Consideravelmente simples, o texto acerta ao estabelecer engraçados paralelos entre a obra e o íntimo de Rostand, descobrindo nas diferentes situações da vida pessoal do artista as inspirações que o levam a produzir. É ajudando o amigo e astro Léo (Tom Leeb) a conquistar a amada através da poesia, por exemplo, que ele encontra sua musa, Jeanne (Lucie Boujenah), mulher que passa então a ser a base do romance que consagraria o narigudo Bergerac. Trocando cartas no nome do colega, começa a extrair delas fabulosos diálogos, projetando sua paixão artística na linda moça enquanto questiona seus sentimentos. Dessa forma, a escrita do diretor monta um delicioso conto sobre como as vivências pessoais moldam nossa capacidade criativa, estabelecendo, em uma narrativa que vai do fracasso ao sucesso, o poder da arte como uma força atemporal e capaz de sobreviver às mais radicais transformações históricas. Prova disso, é a excelente cena em que Edmond assiste, em uma pequena feira, às clássicas projeções dos irmãos Lumière (grandes precursores do cinema), que representam as múltiplas formas que a transmissão de histórias tem assumido ao longo das eras.

Apesar dos inegáveis méritos do cineasta, seria injusto não reconhecer que parte considerável do carisma da produção se deve ao bom elenco. Thomas Solivèrés cativa no papel do poeta desvalorizado e frustrado, um homem que varia da insegurança ao orgulho na jornada para provar seu próprio valor. Quem chama ainda mais atenção são os coadjuvantes, com destaque para as encantadoras figuras encarnadas por Tom Leeb e Olivier Gourmet. Tom diverte ao viver um ator mulherengo, talentoso e, ao mesmo tempo, incapaz de se expressar, sendo crível a ingenuidade de um personagem bobo que segue a vida recitando falas escritas por outras pessoas com; e Oliver domina os maneirismos e a fisicalidade para desenvolver o personagem mais carismático e inesquecível de todo o longa. Merece destaque também a dupla de banqueiros interpretada por Simon Abkarian e Marc Andréoni, que desempenham excelentes alívios cômicos.

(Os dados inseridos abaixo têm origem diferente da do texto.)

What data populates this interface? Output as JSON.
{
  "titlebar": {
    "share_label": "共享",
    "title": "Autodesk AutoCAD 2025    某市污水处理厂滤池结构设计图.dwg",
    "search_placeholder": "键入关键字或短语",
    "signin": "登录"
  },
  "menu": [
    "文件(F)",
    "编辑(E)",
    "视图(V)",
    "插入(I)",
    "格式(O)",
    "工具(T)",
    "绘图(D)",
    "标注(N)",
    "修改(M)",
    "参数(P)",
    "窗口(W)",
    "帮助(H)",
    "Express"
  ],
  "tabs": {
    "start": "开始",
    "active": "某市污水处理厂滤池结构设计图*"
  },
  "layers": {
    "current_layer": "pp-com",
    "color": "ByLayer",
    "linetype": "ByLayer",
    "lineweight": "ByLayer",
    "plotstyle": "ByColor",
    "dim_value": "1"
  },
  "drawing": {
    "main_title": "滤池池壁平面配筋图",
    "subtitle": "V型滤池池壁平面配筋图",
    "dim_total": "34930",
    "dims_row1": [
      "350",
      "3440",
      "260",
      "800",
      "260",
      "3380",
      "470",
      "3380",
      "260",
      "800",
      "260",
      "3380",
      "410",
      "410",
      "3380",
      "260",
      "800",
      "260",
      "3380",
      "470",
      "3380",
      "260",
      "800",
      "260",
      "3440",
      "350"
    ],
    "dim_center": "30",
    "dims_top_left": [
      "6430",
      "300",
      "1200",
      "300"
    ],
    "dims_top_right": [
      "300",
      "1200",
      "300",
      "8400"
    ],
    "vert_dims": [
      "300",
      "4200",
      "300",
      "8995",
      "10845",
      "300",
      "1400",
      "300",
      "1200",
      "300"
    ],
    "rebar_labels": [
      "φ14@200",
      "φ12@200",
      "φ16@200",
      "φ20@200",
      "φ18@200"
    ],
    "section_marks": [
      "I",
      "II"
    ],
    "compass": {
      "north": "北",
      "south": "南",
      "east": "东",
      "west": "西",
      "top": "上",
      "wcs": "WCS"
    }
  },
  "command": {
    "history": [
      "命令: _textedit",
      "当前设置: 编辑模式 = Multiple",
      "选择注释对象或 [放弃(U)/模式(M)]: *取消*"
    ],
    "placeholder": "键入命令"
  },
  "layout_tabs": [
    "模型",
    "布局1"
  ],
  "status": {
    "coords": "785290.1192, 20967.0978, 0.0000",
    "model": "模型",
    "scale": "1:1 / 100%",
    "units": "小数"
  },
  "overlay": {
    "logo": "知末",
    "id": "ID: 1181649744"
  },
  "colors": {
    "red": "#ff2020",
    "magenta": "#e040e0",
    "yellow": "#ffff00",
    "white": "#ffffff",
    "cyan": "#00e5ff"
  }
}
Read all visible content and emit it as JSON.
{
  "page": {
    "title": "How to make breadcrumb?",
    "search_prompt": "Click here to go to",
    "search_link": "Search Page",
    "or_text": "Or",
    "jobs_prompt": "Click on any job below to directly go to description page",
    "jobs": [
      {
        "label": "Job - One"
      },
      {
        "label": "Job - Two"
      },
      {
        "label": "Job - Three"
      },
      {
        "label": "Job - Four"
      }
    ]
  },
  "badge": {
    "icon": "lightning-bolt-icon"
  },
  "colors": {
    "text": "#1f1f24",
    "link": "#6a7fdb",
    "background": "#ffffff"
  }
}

No arriscado meio da sétima arte, todavia, nem tudo é perfeito, e com filme não é diferente. Mesmo que este aspecto se justifique, em parte, pelo contexto histórico da obra, há um fraco tratamento às figuras femininas, reduzindo-as, por vezes, à beleza física e, em casos mais drásticos, a meros satélites na vida de seus protagonistas. De forma mais direta, apresenta-se de forma extremamente precária a cônjuge de Edmond, trabalhando-a como uma mulher totalmente dependente de seu marido e impossibilitada de seguir objetivos próprios. Por não ser tão distante da realidade da época, tal aspecto não reduz consideravelmente o que é entregue, mas há de se admitir que o desenvolvimento dessas personalidades poderia ser menos unilateral.

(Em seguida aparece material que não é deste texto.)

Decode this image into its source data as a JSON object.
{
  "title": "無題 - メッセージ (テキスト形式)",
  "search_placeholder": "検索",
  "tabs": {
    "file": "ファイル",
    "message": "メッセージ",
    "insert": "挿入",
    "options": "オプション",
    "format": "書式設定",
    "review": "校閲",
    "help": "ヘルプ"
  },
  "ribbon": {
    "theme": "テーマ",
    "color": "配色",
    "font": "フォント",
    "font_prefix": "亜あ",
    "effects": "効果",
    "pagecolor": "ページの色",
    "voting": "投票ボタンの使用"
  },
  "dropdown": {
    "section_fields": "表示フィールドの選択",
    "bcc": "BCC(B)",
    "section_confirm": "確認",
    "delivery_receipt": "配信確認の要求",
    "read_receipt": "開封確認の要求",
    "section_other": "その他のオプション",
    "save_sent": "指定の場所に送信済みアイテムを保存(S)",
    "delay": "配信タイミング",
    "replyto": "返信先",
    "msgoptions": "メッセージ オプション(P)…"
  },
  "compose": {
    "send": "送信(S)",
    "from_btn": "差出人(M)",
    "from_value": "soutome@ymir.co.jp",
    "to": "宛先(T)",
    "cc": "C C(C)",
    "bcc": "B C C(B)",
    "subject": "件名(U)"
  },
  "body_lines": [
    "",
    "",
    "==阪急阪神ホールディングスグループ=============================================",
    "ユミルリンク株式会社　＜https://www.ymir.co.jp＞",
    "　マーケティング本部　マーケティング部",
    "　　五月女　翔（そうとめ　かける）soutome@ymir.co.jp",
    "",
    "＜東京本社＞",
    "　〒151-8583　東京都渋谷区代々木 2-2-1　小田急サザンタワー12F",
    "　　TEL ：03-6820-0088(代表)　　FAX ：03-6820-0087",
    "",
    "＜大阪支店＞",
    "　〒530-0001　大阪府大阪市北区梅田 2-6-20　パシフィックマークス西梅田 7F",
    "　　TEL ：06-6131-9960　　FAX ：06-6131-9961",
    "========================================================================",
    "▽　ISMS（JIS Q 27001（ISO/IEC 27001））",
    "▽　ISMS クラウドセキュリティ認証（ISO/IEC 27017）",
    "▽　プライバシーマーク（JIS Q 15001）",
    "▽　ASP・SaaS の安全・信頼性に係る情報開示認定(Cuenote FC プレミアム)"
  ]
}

Com tudo isso, “Cyrano Mon Amour” exibe uma simpática carta de amor à criatividade, apresentando, além disso, um diretor estreante com muito potencial. Embora imperfeito, o filme encontra nos bastidores de uma importante figura da cultura francesa uma história sobre superação, mostrando com carinho que os eventos pelos quais passamos, e, principalmente, aqueles que amamos, moldam quem somos. Divertido, ele é uma ótima comédia para os fãs de cinema e de arte em geral.